CK: No, I remember how old I was when I discovered theatre. I was in third grade. That really changed everything in the trajectory of my life. It became my passion and my focus. It was weird because it was a school play and I had been forced to be in other school plays and I hated it. I was really shy and I was really terrified. I remember I was in a play in second grade where I had like two lines and I had to tie somebody up. I don’t remember what the play was about but I remember I figured out that if I stood behind the person I was tying up when I said my line, no one would ever have to see me. That was my plan and that’s what I did. But for some reason in third grade I did a play and I played a character that was really unlike me. I played a rooster in a hen house who was very blustery and cocky. I got laughs and it was like something changed. You know, the whole world changed and that’s all I wanted to do.

Was it the fact of doing something so out of character or was it getting a response?

CK: It was getting a response doing something out of character. It was getting to be somebody that I wasn’t and getting laughs. God knows what it really was because I was in third grade – were people really laughing or was it parents being nice? I don’t know. But to me, at the time, it was like, ‘Holy cow. This is life-changing’ and it became my focus for years. It was all I wanted to do.

Is it now the same, so with Anomalisa, is the reward hearing people say that they understand it and therefore understand some part of you?

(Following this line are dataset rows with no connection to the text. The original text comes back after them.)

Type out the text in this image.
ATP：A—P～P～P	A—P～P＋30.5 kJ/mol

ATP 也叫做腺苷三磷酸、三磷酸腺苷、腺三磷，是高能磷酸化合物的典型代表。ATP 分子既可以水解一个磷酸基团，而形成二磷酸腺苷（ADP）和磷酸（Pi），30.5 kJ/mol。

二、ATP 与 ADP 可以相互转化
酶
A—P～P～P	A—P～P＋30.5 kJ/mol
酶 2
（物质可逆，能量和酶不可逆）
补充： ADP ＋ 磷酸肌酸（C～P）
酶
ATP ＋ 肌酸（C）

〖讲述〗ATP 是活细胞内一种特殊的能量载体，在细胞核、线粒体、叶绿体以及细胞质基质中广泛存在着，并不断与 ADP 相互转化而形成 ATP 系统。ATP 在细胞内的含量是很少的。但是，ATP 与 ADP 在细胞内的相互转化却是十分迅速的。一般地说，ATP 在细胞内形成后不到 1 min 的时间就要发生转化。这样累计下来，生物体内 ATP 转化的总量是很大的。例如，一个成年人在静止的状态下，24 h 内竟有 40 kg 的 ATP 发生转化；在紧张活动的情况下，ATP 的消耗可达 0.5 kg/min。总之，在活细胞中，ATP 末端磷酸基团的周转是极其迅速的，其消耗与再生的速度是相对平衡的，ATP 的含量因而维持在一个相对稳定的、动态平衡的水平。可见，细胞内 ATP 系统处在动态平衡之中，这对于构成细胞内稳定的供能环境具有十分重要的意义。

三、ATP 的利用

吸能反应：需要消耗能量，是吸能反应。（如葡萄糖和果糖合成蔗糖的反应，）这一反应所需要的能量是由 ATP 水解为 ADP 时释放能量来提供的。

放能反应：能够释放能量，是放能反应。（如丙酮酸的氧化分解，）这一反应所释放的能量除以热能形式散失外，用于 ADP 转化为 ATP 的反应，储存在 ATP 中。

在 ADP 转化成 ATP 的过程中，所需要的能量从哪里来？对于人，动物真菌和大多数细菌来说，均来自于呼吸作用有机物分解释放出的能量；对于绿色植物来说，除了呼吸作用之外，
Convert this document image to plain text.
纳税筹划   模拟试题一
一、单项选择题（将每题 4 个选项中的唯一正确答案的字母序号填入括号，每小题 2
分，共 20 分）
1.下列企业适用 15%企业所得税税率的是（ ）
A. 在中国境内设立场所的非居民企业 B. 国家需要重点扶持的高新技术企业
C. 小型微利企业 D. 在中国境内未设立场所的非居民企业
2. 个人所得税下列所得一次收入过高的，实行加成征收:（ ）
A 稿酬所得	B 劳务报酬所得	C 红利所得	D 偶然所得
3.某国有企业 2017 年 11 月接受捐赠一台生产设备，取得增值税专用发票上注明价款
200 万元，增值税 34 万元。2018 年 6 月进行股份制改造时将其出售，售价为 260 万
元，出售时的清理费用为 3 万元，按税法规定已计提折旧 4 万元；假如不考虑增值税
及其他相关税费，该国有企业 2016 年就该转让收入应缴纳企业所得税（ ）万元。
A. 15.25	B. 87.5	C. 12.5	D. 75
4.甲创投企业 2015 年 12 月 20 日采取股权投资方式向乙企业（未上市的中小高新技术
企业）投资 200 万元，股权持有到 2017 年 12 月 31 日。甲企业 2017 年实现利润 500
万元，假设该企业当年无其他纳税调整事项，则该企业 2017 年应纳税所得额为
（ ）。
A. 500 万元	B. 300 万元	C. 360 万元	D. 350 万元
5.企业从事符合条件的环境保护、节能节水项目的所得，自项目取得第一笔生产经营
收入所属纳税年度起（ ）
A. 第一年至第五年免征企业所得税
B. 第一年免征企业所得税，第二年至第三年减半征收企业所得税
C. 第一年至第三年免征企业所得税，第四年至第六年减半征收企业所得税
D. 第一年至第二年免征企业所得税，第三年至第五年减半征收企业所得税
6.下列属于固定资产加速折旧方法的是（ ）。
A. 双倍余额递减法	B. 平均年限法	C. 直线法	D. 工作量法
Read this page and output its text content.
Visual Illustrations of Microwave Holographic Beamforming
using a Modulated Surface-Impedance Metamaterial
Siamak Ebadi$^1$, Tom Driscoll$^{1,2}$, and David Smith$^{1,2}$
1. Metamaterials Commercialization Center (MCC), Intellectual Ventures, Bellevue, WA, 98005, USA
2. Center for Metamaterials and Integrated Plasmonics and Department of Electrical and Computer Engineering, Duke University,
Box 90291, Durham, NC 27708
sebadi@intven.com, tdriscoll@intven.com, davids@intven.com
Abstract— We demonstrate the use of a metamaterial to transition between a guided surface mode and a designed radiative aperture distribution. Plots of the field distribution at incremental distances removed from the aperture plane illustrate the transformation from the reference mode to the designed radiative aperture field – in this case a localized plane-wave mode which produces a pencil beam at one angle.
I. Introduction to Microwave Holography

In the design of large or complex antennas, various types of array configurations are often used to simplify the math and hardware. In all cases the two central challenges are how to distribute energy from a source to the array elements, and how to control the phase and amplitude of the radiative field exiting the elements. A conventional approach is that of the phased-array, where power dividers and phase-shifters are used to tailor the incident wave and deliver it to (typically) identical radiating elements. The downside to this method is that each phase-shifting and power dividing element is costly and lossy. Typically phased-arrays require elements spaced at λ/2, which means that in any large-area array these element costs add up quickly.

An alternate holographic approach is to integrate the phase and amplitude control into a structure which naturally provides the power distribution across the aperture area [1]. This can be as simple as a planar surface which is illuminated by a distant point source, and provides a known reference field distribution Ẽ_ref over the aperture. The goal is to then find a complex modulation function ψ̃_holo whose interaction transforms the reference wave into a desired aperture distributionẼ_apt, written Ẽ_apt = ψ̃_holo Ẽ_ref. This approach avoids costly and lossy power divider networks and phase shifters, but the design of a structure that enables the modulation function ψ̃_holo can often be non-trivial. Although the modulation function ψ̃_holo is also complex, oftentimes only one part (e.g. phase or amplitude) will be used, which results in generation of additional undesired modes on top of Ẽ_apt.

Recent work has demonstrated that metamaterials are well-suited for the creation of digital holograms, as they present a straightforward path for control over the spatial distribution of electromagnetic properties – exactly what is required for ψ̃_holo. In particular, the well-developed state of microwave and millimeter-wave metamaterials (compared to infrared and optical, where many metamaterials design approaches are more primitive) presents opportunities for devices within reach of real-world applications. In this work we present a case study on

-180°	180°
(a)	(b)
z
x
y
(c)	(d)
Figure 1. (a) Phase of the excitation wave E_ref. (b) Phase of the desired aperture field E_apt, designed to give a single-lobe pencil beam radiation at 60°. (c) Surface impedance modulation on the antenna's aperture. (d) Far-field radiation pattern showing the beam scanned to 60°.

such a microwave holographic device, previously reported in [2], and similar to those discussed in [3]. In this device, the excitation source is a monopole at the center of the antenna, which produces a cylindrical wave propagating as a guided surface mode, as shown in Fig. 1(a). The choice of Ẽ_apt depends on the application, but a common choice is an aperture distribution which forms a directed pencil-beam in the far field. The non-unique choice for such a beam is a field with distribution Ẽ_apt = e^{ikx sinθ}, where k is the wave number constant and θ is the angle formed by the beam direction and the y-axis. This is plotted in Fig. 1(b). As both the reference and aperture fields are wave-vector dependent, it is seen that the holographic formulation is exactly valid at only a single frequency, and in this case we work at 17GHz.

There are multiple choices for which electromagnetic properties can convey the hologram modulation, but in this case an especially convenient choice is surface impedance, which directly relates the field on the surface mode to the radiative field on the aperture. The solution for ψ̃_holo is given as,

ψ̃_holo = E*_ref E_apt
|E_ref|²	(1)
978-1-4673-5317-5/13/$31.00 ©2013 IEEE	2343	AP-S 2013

CK: It’s not as clear to me any more. It’s not as immediate and direct as performing on stage. It’s removed but I certainly do get some sort of something out of people responding. It feels more serious now and not necessarily in a good way. When we did this as a play, it was like no money and we just put on a play, and it was for two nights and no one got paid and it felt like high-school to me in the best way. I loved it. This is harder and longer. It’s not the same. I can’t get it back.

What will be your new thing after this?

CK: What am I going to do professionally, is that what you mean?

I guess that’s what I mean. Are you going to explore these themes that you’re talking about, of things getting worse?

CK: Things getting what?

Worse. Or feeling heavier. It sounded like you’re saying that things are getting heavier.

CK: Yeah. I don’t know. You’re making me rethink everything.

I’m sorry.

CK: No, it’s cool. It’s good.

What’s it like to hear your co-director talking like this?

DJ: Status quo.

CK: I feel like we haven’t had this particular discussion yet, have we? Have I told you about the rooster?

DJ: Not specifically about the rooster but about you performing in plays as a kid and loving that. This is what the experience has been like – conversations about everything. We do some work and then it digresses into long conversations about art, history or opinions on things. Then it gets back on track and you do some work and that’s all part of the process.

Are you two planning to work together again?

DJ: We’ve talked about it.

CK: We’d like to do another animated movie at some point. We both have other things we want to do individually as well. We’ll see. This was an interesting experience for me. It whet my appetite to try other things with it – try to explore it more as a form.